The other two answers are correct. However, here's another approach using Scala Futures.
You can find an elaborate explanation here, about this approach: http://www.russellspitzer.com/2017/02/27/Concurrency-In-Spark/
You will see that the respective output directories are indeed outputted at around the same time, rather than sequentially.
import org.apache.spark.sql.DataFrame
import scala.concurrent.duration.Duration._
import scala.concurrent.ExecutionContext.Implicits.global
import scala.concurrent.{Await, Future}
def write(df:DataFrame, i:Int) =
df.repartition(5).write.mode("overwrite").avro(s"/path/to/output_$i")
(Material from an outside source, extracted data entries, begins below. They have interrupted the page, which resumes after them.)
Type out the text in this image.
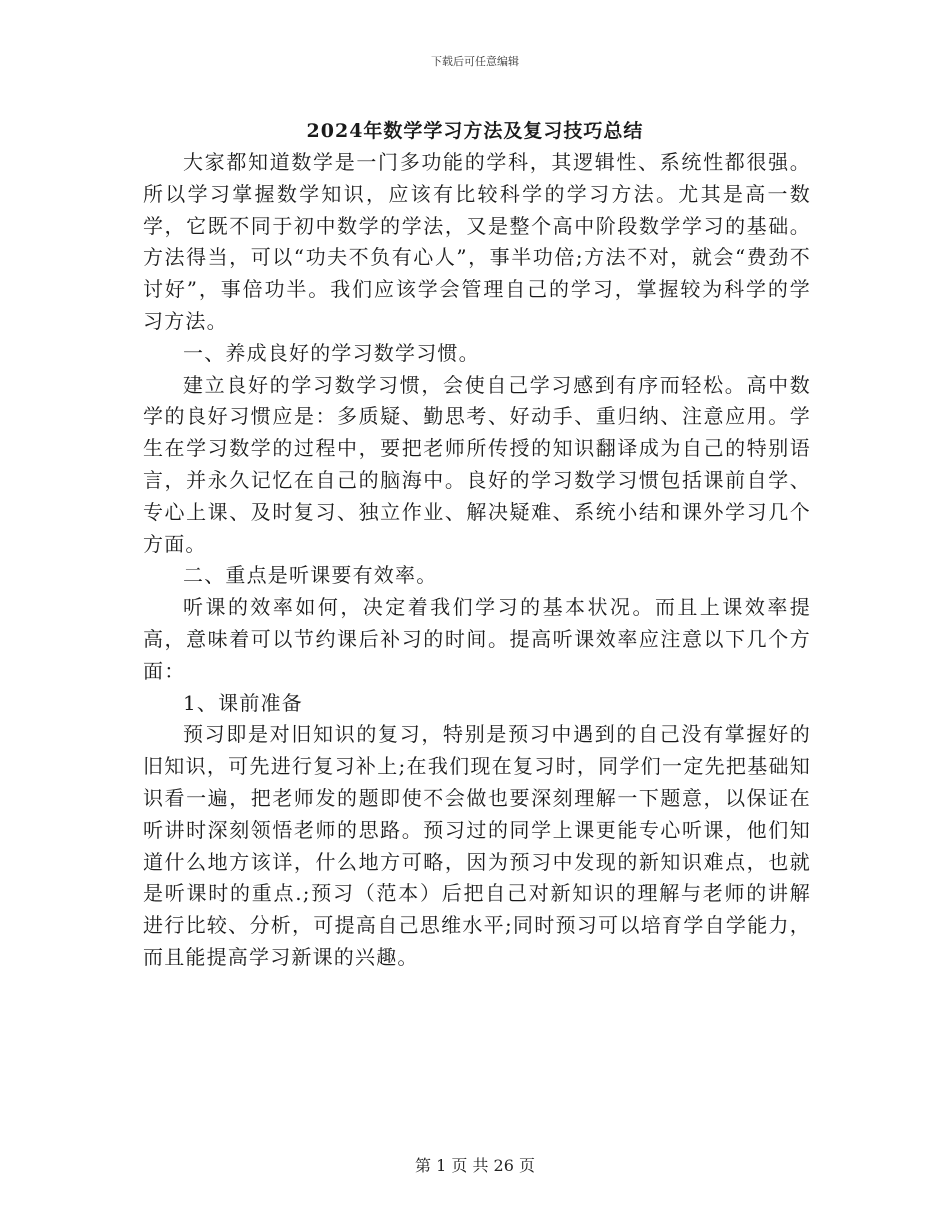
下载后可任意编辑
2024年数学学习方法及复习技巧总结

大家都知道数学是一门多功能的学科，其逻辑性、系统性都很强。所以学习掌握数学知识，应该有比较科学的学习方法。尤其是高一数学，它既不同于初中数学的学法，又是整个高中阶段数学学习的基础。方法得当，可以“功夫不负有心人”，事半功倍;方法不对，就会“费劲不讨好”，事倍功半。我们应该学会管理自己的学习，掌握较为科学的学习方法。

一、养成良好的学习数学习惯。

建立良好的学习数学习惯，会使自己学习感到有序而轻松。高中数学的良好习惯应是：多质疑、勤思考、好动手、重归纳、注意应用。学生在学习数学的过程中，要把老师所传授的知识翻译成为自己的特别语言，并永久记忆在自己的脑海中。良好的学习数学习惯包括课前自学、专心上课、及时复习、独立作业、解决疑难、系统小结和课外学习几个方面。

二、重点是听课要有效率。

听课的效率如何，决定着我们学习的基本状况。而且上课效率提高，意味着可以节约课后补习的时间。提高听课效率应注意以下几个方面：

1、课前准备

预习即是对旧知识的复习，特别是预习中遇到的自己没有掌握好的旧知识，可先进行复习补上;在我们现在复习时，同学们一定先把基础知识看一遍，把老师发的题即使不会做也要深刻理解一下题意，以保证在听讲时深刻领悟老师的思路。预习过的同学上课更能专心听课，他们知道什么地方该详，什么地方可略，因为预习中发现的新知识难点，也就是听课时的重点.;预习（范本）后把自己对新知识的理解与老师的讲解进行比较、分析，可提高自己思维水平;同时预习可以培育学自学能力，而且能提高学习新课的兴趣。

第 1 页 共 26 页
val dataframes = Iterator(df, df2) // replace with a list of your data frames
// This is the line that "executes" the writes in parallel
// Use dataframes.zipWithIndex.map to create an iterator/list of futures
// Use Future.sequence to compose together all of these futures, into one future
// Use Await.result to wait until this "composite" future completes
Await.result(Future.sequence(Iterator(df, df2).zipWithIndex.map{ case (d, i) => Future(write(d, i))}), Inf)
You can set a timeout (other than Inf
), and also batch together sublists of dataframes, if needed, to limit the parallelism.